In the cases he’s seen, early pregnancy stunts the very young mother’s physical growth and often her intellectual development as well, because many girls drop out of school and lose normal social contact with their peers, he said. But while an anemic mother struggles to endure the pregnancy, the fetuses adapt nutrients and continue to grow until they have far exceeded what a young mother’s pelvis can provide.

“You go into labor for three days, four days, five days, and after that labor the baby is usually dead. And then when the head is collapsed, the baby is born,” said Dr. Syed, one of South Asia’s foremost experts in repairing obstetric fistulas, a common consequence of impaired labor in pregnant girls.

In almost all of these cases, the girl has developed a vesicovaginal fistula, a hole between the bladder wall and the vagina. In a quarter of cases, the prolonged childbirth also causes a rectal fistula, so the girl constantly loses both urine and feces.

When fistula patients learn that treatment is available and make their way to his clinic, Dr. Syed that he can fix the condition.

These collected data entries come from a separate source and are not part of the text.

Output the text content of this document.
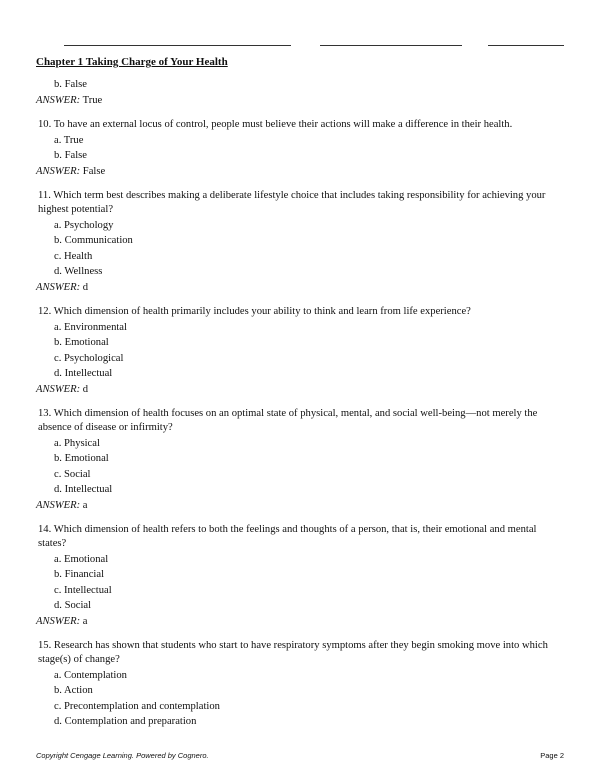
Chapter 1 Taking Charge of Your Health
b. False
ANSWER: True
10. To have an external locus of control, people must believe their actions will make a difference in their health.
a. True
b. False
ANSWER: False
11. Which term best describes making a deliberate lifestyle choice that includes taking responsibility for achieving your highest potential?
a. Psychology
b. Communication
c. Health
d. Wellness
ANSWER: d
12. Which dimension of health primarily includes your ability to think and learn from life experience?
a. Environmental
b. Emotional
c. Psychological
d. Intellectual
ANSWER: d
13. Which dimension of health focuses on an optimal state of physical, mental, and social well-being—not merely the absence of disease or infirmity?
a. Physical
b. Emotional
c. Social
d. Intellectual
ANSWER: a
14. Which dimension of health refers to both the feelings and thoughts of a person, that is, their emotional and mental states?
a. Emotional
b. Financial
c. Intellectual
d. Social
ANSWER: a
15. Research has shown that students who start to have respiratory symptoms after they begin smoking move into which stage(s) of change?
a. Contemplation
b. Action
c. Precontemplation and contemplation
d. Contemplation and preparation
Copyright Cengage Learning. Powered by Cognero.	Page 2
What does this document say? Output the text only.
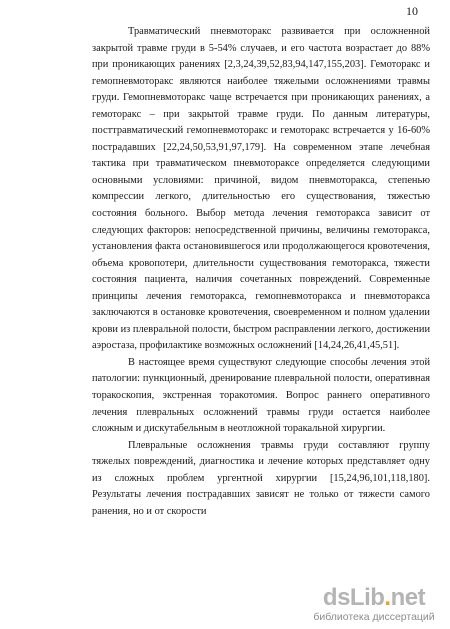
10

Травматический пневмоторакс развивается при осложненной закрытой травме груди в 5-54% случаев, и его частота возрастает до 88% при проникающих ранениях [2,3,24,39,52,83,94,147,155,203]. Гемоторакс и гемопневмоторакс являются наиболее тяжелыми осложнениями травмы груди. Гемопневмоторакс чаще встречается при проникающих ранениях, а гемоторакс – при закрытой травме груди. По данным литературы, посттравматический гемопневмоторакс и гемоторакс встречается у 16-60% пострадавших [22,24,50,53,91,97,179]. На современном этапе лечебная тактика при травматическом пневмотораксе определяется следующими основными условиями: причиной, видом пневмоторакса, степенью компрессии легкого, длительностью его существования, тяжестью состояния больного. Выбор метода лечения гемоторакса зависит от следующих факторов: непосредственной причины, величины гемоторакса, установления факта остановившегося или продолжающегося кровотечения, объема кровопотери, длительности существования гемоторакса, тяжести состояния пациента, наличия сочетанных повреждений. Современные принципы лечения гемоторакса, гемопневмоторакса и пневмоторакса заключаются в остановке кровотечения, своевременном и полном удалении крови из плевральной полости, быстром расправлении легкого, достижении аэростаза, профилактике возможных осложнений [14,24,26,41,45,51].

В настоящее время существуют следующие способы лечения этой патологии: пункционный, дренирование плевральной полости, оперативная торакоскопия, экстренная торакотомия. Вопрос раннего оперативного лечения плевральных осложнений травмы груди остается наиболее сложным и дискутабельным в неотложной торакальной хирургии.

Плевральные осложнения травмы груди составляют группу тяжелых повреждений, диагностика и лечение которых представляет одну из сложных проблем ургентной хирургии [15,24,96,101,118,180]. Результаты лечения пострадавших зависят не только от тяжести самого ранения, но и от скорости

dsLib.net
библиотека диссертаций
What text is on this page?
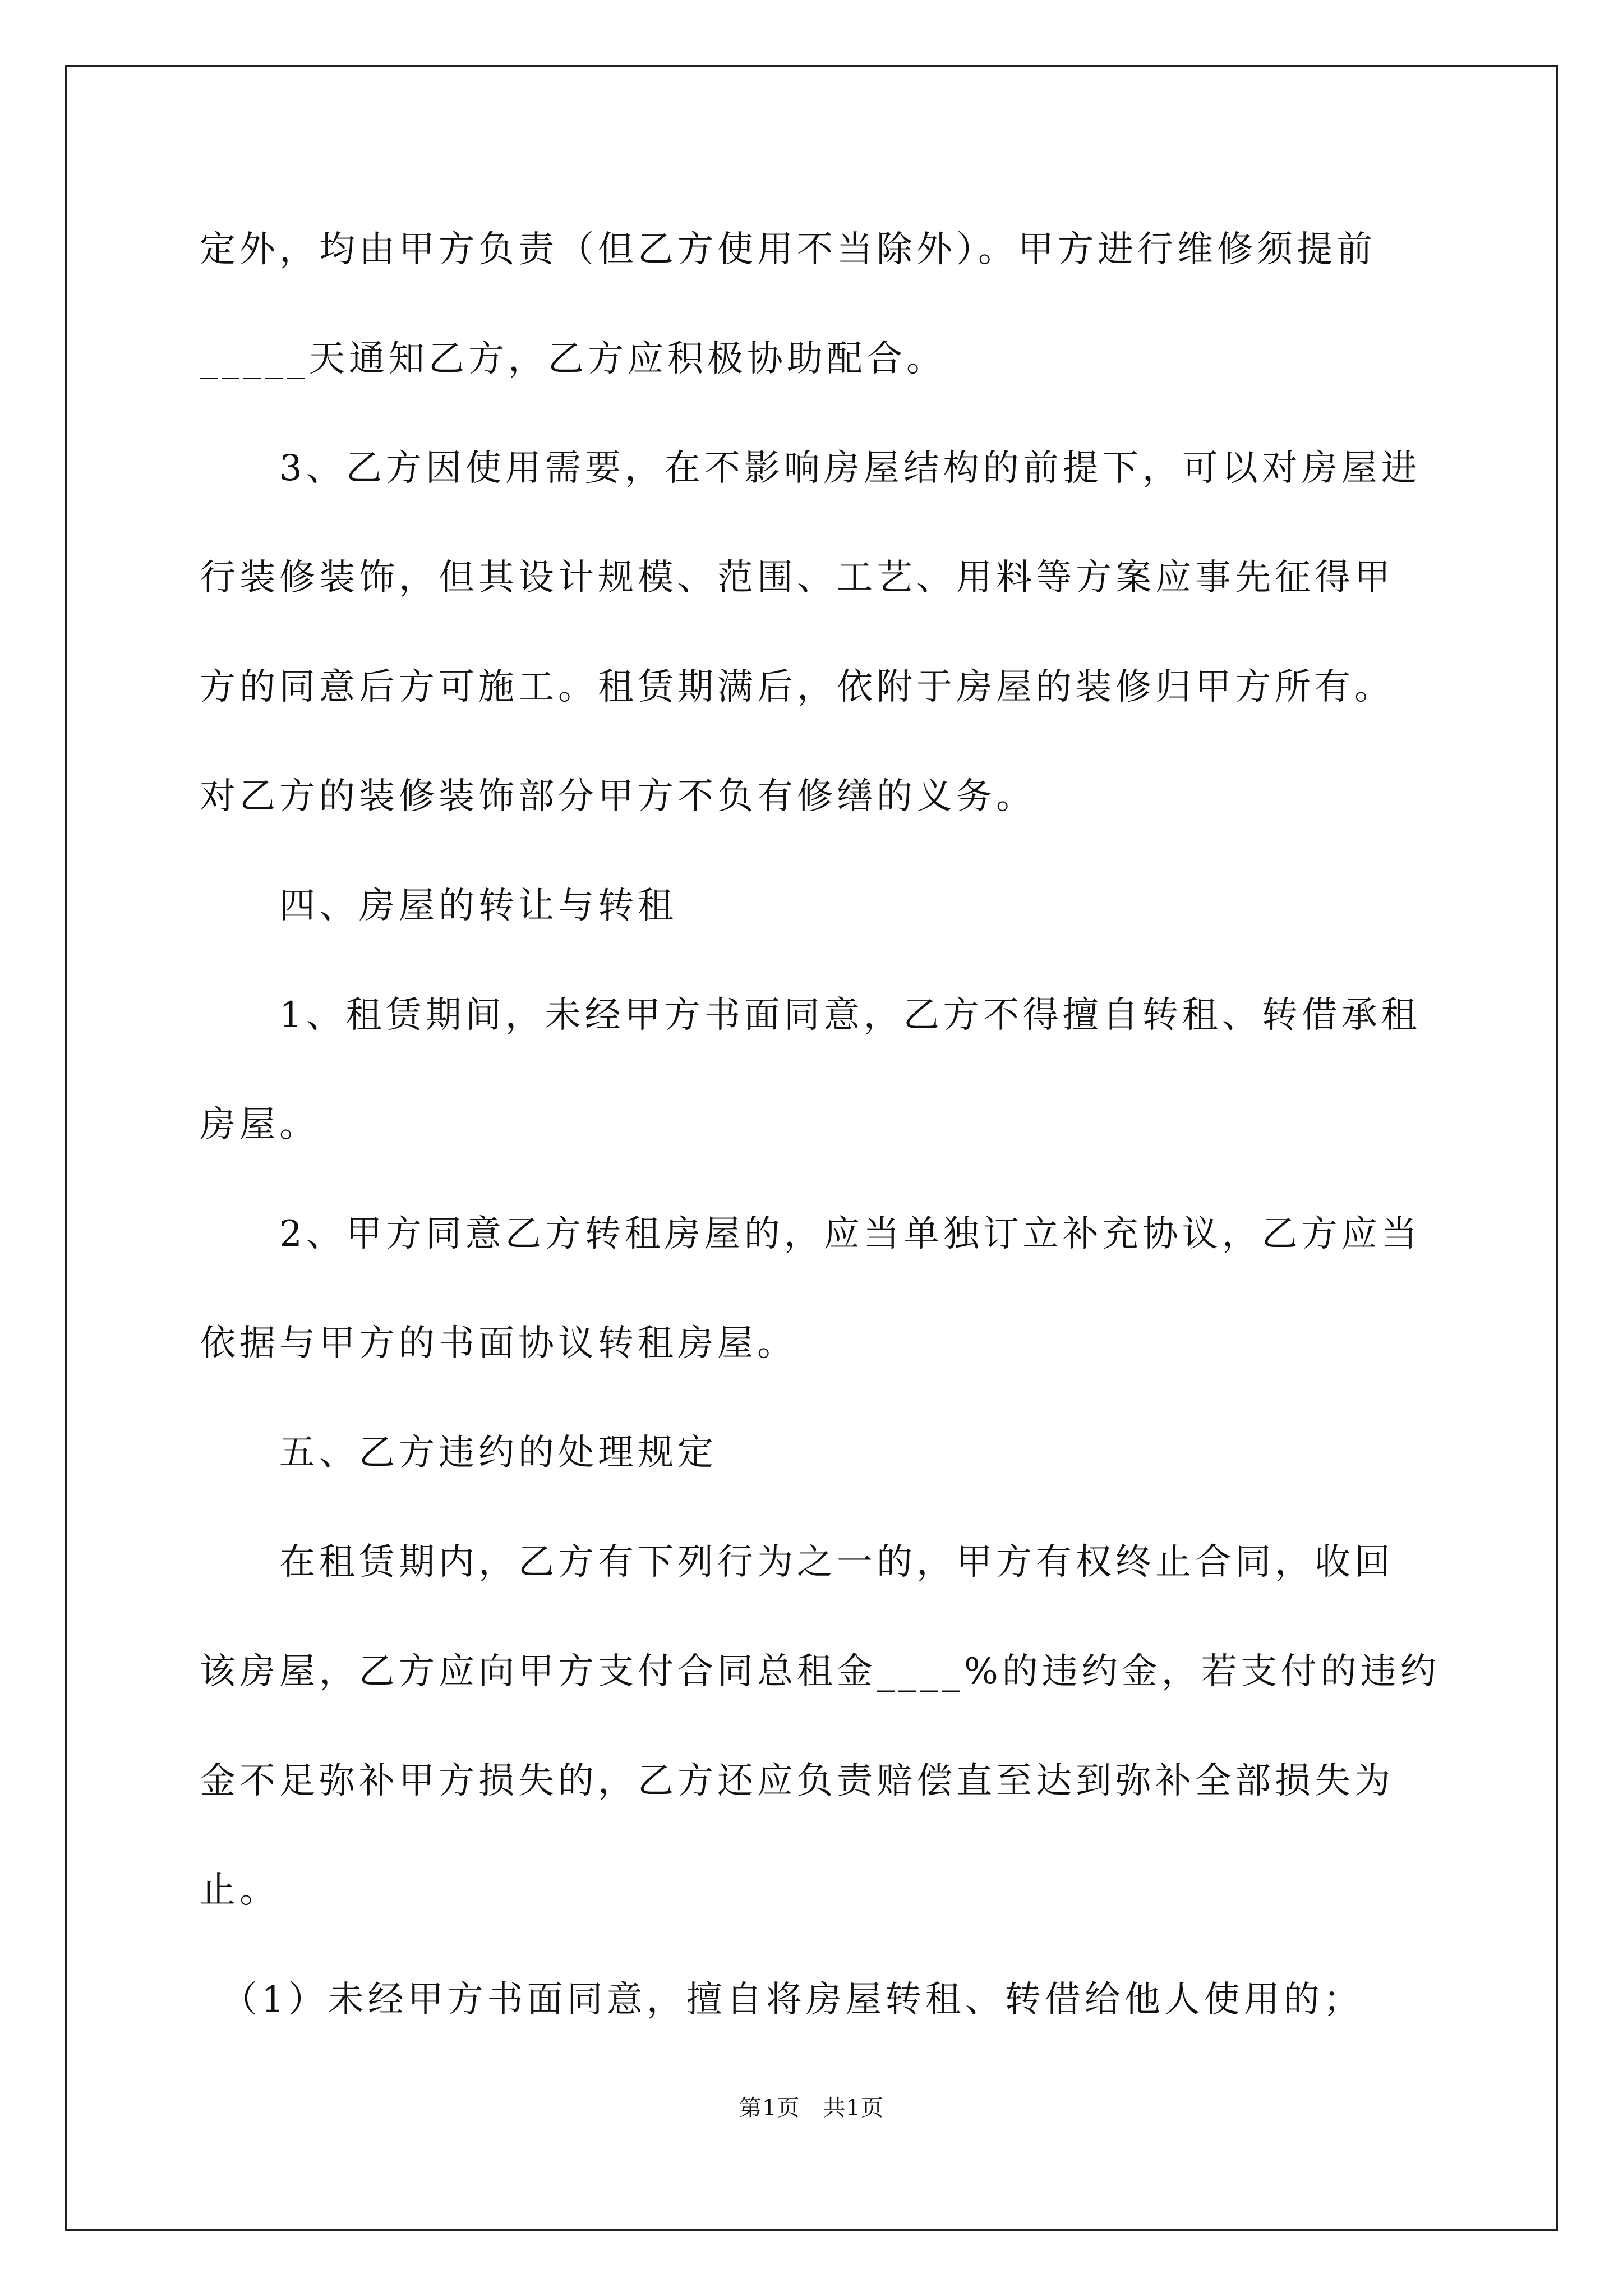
定外，均由甲方负责（但乙方使用不当除外）。甲方进行维修须提前
_____天通知乙方，乙方应积极协助配合。
　　3、乙方因使用需要，在不影响房屋结构的前提下，可以对房屋进
行装修装饰，但其设计规模、范围、工艺、用料等方案应事先征得甲
方的同意后方可施工。租赁期满后，依附于房屋的装修归甲方所有。
对乙方的装修装饰部分甲方不负有修缮的义务。
　　四、房屋的转让与转租
　　1、租赁期间，未经甲方书面同意，乙方不得擅自转租、转借承租
房屋。
　　2、甲方同意乙方转租房屋的，应当单独订立补充协议，乙方应当
依据与甲方的书面协议转租房屋。
　　五、乙方违约的处理规定
　　在租赁期内，乙方有下列行为之一的，甲方有权终止合同，收回
该房屋，乙方应向甲方支付合同总租金____%的违约金，若支付的违约
金不足弥补甲方损失的，乙方还应负责赔偿直至达到弥补全部损失为
止。
　（1）未经甲方书面同意，擅自将房屋转租、转借给他人使用的；
第1页　共1页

But the process requires a long recovery: A bladder fistula takes about five weeks to heal, while a rectal fistula takes four or five months.

In 1978 Dr. Dyalchand started his public health career in a small district hospital in rural Maharashtra on India’s west coast. In his first week, two young pregnant girls bled to death – one in labor, the other at the entrance to the hospital before she even made it inside. It began a long career working with communities to persuade them to postpone the age of marriage and first conception for girls.

This intervention has shown considerable success and, according to Dr. Dyalchand, India has also steadily expanded access to abortion. The procedure is legal up to the 24th week of pregnancy.

In The Gambia, Ms. Bass Gomez said her clinic is able to offer pregnant girls good prenatal care, but that does little to mitigate the greater trauma of the experience. Her clinic is geared toward serving adults, she said. “But when a kid comes in right away pregnant, it’s really traumatizing for the kid,” she said. “It’s not comfortable, this environment, it’s not adjusted to it. You can say they are fighting. There is much shame and disgrace.”